Eu e Sophia prendemos nossas respirações. Senti que o rosto de Sophia se contraia e Bartolomeu se remexia na cadeira.

— Ei gente! Calma! Isso era para ser uma piada. – Mel falou.

Entreolhamo-nos e o primeiro a rir foi Bartolomeu acompanhado de todas nós. Nós estávamos desde o dia anterior tão tensos, que qualquer frase pronunciada mais seriamente nos apavorava.

— Garota quer matar sua mãe do coração? – Bartolomeu falava rindo ainda.

— Desculpa! Foi mal. – Ela continuava rindo. – Só quero saber desta história. Quem começou o que?

— Prometo que depois que tudo estiver resolvido eu te conto, ok?

— Mãe, eu queria falar com você que eu estou pretendendo voltar para o Rio.

— E sua faculdade?

— Tento uma transferência. Faltam dois anos e meio e não sei se eu quero continuar lá.

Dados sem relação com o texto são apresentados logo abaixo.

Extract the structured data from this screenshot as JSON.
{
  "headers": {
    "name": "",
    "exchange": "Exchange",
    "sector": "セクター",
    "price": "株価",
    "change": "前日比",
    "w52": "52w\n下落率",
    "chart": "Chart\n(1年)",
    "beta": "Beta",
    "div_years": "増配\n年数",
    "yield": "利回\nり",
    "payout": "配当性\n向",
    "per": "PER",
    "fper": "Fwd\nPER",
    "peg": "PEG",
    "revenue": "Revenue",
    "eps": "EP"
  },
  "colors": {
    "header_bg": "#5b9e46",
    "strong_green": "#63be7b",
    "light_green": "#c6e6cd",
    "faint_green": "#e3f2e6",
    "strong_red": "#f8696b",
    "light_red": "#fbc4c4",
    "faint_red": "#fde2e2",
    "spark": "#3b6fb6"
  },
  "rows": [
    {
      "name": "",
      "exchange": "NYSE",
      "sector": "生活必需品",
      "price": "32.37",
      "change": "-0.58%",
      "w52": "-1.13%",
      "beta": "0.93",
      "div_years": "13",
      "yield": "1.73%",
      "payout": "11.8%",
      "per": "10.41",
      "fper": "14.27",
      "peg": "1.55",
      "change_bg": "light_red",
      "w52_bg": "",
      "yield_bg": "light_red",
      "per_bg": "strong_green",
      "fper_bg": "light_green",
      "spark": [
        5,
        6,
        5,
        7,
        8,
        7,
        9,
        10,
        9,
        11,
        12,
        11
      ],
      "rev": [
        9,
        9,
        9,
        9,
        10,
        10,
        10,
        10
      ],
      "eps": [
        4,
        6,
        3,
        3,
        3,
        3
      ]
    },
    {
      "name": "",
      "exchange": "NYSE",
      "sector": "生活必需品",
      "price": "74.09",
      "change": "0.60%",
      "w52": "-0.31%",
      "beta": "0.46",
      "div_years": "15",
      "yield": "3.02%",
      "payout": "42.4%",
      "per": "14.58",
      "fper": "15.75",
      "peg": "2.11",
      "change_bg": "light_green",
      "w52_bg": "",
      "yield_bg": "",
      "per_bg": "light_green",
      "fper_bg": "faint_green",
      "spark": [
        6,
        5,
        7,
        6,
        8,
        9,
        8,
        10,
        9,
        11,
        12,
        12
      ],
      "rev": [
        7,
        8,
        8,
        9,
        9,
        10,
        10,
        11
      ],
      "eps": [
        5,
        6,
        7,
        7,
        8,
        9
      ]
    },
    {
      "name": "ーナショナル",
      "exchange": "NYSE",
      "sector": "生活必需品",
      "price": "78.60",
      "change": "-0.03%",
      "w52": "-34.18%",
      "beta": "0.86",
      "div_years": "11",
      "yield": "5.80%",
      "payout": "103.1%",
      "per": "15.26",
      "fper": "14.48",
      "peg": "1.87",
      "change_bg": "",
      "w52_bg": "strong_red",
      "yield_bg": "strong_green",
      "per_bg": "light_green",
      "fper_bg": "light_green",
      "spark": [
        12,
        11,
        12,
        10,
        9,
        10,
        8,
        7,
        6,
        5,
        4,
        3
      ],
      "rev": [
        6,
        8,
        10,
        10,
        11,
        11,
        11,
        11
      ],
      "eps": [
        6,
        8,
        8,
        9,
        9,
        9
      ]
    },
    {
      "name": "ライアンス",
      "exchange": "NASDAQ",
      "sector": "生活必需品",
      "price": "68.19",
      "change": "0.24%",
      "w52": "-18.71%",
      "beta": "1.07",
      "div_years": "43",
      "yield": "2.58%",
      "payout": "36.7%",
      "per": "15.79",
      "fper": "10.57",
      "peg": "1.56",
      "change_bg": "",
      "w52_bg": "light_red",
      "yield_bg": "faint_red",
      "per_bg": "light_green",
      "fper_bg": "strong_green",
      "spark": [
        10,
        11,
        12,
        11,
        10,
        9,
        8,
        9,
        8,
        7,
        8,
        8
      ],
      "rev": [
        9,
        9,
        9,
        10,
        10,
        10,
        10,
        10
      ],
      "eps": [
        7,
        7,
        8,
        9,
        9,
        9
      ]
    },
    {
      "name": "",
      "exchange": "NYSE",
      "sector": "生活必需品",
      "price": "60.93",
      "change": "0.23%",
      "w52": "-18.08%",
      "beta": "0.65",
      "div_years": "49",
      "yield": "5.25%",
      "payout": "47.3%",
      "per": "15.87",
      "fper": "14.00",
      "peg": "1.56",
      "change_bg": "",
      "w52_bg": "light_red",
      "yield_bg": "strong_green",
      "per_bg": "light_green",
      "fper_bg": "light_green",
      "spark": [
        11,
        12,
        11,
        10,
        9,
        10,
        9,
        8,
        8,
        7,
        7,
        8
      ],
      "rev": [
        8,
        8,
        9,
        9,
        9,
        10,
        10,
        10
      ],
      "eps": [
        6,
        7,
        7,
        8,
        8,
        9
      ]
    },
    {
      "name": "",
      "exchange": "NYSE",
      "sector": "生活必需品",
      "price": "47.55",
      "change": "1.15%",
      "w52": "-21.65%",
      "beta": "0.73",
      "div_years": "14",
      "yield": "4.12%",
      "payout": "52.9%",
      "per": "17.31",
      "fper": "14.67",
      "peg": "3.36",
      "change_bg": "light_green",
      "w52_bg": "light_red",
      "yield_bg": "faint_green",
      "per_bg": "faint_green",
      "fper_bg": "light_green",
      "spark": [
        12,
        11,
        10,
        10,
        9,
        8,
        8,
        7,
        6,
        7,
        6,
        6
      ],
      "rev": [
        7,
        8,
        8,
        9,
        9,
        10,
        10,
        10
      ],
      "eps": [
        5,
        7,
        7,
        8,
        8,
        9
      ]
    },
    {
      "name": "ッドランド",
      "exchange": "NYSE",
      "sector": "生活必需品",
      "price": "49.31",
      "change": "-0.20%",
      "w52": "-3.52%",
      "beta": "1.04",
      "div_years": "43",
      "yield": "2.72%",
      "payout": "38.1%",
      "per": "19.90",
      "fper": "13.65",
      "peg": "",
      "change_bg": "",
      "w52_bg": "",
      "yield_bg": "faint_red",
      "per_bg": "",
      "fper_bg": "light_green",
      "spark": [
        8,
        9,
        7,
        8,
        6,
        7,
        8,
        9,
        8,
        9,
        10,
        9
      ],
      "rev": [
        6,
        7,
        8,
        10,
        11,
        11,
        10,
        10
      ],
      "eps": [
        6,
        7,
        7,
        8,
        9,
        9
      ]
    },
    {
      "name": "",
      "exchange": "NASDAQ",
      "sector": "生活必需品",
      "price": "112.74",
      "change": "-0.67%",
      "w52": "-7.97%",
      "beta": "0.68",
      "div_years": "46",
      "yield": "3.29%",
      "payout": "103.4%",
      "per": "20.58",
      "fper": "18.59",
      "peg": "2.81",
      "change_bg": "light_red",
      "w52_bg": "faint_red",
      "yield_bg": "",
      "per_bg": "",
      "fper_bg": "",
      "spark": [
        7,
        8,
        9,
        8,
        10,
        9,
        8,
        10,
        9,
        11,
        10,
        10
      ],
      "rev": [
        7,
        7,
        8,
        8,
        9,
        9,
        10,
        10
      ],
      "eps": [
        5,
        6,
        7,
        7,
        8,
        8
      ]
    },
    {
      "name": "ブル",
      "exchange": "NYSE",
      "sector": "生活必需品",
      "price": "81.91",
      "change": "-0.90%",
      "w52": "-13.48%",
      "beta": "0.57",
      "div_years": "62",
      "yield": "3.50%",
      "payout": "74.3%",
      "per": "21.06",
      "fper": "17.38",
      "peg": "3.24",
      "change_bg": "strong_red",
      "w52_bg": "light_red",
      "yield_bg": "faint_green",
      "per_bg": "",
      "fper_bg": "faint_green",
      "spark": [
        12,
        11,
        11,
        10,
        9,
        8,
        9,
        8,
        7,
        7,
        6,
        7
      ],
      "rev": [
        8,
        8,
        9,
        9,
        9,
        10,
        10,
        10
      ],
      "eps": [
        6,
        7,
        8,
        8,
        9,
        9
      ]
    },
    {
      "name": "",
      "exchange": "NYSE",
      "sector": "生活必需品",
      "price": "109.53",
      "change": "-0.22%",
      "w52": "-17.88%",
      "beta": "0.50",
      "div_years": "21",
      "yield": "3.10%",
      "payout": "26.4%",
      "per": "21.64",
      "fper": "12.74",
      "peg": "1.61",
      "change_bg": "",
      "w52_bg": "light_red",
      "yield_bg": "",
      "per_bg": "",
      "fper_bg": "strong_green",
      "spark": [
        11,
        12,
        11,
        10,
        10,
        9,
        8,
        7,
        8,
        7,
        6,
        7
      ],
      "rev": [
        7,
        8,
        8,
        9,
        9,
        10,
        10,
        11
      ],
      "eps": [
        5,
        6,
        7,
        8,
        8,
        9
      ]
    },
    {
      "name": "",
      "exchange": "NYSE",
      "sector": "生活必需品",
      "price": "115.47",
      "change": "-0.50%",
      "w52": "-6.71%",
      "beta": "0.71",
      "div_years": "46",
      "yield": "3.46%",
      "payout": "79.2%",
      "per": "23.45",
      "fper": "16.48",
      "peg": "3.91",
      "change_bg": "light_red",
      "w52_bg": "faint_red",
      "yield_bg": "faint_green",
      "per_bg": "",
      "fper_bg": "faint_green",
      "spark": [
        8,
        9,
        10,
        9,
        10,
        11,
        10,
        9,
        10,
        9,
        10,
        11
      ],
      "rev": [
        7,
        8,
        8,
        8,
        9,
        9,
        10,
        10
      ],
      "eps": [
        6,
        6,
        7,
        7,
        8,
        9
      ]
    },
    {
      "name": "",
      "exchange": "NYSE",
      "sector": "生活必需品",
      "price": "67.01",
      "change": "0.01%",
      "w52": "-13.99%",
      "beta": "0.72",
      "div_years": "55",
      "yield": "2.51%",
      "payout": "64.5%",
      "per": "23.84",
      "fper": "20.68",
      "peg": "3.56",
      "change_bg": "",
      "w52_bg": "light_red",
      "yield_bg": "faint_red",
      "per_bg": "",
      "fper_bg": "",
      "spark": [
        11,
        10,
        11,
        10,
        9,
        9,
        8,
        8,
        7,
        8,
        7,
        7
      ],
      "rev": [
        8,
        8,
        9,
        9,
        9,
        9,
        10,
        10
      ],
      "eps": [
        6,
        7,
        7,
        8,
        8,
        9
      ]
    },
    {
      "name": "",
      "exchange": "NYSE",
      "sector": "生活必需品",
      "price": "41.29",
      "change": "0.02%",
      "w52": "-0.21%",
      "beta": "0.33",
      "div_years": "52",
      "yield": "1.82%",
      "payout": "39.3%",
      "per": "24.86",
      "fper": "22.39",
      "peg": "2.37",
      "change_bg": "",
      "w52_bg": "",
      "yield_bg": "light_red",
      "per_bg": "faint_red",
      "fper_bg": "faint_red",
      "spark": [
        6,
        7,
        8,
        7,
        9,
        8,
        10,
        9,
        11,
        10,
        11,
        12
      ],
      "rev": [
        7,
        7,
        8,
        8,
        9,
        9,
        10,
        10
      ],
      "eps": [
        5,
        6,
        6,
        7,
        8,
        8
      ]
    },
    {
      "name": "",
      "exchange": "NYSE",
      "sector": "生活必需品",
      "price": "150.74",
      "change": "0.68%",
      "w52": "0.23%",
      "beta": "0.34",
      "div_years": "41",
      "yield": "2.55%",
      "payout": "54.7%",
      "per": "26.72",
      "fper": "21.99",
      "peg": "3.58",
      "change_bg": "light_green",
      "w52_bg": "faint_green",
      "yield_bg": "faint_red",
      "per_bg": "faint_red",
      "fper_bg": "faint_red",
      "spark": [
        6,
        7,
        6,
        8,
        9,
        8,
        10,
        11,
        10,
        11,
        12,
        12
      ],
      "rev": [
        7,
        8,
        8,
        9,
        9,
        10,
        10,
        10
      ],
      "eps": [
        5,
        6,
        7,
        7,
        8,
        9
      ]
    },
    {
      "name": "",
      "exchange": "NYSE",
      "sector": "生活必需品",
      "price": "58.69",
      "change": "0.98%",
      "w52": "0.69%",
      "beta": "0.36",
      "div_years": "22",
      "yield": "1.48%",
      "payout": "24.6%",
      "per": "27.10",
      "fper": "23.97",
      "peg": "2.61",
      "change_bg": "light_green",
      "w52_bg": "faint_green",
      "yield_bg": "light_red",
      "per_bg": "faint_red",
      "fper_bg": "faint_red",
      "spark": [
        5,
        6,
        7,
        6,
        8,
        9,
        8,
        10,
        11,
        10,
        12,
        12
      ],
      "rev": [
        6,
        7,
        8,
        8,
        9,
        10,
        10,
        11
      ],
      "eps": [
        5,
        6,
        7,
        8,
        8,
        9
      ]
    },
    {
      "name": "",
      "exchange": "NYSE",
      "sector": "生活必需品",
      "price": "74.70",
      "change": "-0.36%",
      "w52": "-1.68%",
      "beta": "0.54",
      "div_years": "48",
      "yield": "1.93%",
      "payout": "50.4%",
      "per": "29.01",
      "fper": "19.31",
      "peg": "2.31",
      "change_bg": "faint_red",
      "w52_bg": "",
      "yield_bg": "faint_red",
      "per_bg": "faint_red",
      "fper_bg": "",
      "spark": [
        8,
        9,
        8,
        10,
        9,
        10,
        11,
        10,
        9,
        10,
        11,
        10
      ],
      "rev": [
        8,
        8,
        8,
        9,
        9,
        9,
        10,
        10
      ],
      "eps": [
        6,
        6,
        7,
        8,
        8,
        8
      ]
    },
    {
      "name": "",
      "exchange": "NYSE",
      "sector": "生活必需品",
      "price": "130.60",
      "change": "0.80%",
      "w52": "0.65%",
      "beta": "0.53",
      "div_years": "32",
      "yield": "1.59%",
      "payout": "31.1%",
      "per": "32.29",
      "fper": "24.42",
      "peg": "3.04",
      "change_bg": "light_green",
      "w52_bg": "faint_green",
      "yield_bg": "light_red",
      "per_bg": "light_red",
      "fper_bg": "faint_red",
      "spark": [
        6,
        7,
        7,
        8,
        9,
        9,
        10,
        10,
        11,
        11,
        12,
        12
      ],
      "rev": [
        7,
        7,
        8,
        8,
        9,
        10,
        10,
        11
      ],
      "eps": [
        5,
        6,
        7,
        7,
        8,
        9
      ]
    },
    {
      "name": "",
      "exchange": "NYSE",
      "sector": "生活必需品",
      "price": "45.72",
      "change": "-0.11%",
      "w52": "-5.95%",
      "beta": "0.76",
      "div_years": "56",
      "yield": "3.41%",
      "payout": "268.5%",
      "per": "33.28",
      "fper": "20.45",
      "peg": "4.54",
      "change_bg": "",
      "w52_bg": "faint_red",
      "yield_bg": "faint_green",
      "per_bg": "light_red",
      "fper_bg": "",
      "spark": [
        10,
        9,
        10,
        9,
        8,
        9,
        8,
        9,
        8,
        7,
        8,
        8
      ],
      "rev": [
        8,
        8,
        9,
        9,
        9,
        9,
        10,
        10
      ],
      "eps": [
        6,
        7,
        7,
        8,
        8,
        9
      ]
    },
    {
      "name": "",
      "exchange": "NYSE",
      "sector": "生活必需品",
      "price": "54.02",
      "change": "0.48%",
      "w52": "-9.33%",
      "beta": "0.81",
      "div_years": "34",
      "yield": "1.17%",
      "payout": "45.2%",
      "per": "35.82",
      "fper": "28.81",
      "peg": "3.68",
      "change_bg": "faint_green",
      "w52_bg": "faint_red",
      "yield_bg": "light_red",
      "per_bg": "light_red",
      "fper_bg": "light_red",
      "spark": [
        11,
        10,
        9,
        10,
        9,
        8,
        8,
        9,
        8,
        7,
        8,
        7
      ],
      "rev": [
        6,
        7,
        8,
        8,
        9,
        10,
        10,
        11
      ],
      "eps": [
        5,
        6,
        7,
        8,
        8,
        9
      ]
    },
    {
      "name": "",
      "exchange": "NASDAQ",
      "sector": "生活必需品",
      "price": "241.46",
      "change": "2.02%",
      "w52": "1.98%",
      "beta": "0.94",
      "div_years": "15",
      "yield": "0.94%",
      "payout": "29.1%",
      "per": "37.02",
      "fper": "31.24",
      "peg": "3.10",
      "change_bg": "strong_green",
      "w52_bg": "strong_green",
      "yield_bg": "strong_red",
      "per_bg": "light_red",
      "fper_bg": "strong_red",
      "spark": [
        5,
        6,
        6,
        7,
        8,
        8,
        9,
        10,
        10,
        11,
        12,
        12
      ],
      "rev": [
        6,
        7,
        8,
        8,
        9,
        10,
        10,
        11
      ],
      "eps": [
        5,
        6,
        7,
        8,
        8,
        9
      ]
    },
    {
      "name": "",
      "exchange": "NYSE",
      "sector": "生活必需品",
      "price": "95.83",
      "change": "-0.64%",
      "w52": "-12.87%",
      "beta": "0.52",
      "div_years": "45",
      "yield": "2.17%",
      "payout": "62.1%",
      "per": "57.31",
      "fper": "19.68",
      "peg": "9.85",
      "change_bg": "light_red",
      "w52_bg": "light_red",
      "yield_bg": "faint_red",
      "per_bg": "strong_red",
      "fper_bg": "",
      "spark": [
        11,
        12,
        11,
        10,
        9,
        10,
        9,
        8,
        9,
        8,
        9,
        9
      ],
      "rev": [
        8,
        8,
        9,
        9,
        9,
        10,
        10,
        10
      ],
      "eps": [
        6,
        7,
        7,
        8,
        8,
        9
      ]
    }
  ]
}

— É por conta do que está acontecendo?

— Mais ou menos. Na verdade, já estava pensando nisso. O que tá rolando só está me dando mais força.

— Faça como achar melhor, mas pense se não irá se arrepender. A USP é uma excelente universidade.

— Aqui tem boas universidades também. Lembra que eu só não fiquei na UFRJ por ter passado na USP com boa pontuação?

— Está bem. Você quem deve escolher. A sua vida futura pertence única e exclusivamente de suas opções. Ninguém tem o direito de impor nada a você. Sempre lhe disse isso.

— Assim como sempre me disse que eu não tenho o direito de impor nada a ninguém.

…………

As coisas andaram muito rápido. Donna chegou com a Lucy. Ajudei-a montar a pequena parafernália que havia trazido para a gravação. Eu e Sophia sentamos lado a lado e fizemos uma declaração breve. Donna nos prometeu que não teria edição alguma de forma a modificar o contexto, apenas edição de ajustes nas imagens. Ela só entregaria o material no momento em que Sophia fizesse a declaração oficial para a imprensa se demitindo da Grasoil.

……………

Nossa noite foi permeada de preocupações. Sabia que Sophia não havia dormido quase nada, pois eu mesma passei a noite em claro. Logo cedo ela pegou o helicóptero para ir direto ao aeroporto e pegar um jato para Oslo. Ela já havia acertado previamente alguns pontos de sua demissão e restava apenas a sua presença na matriz para se apresentar oficialmente a diretoria e depois à sala de imprensa da Grasoil.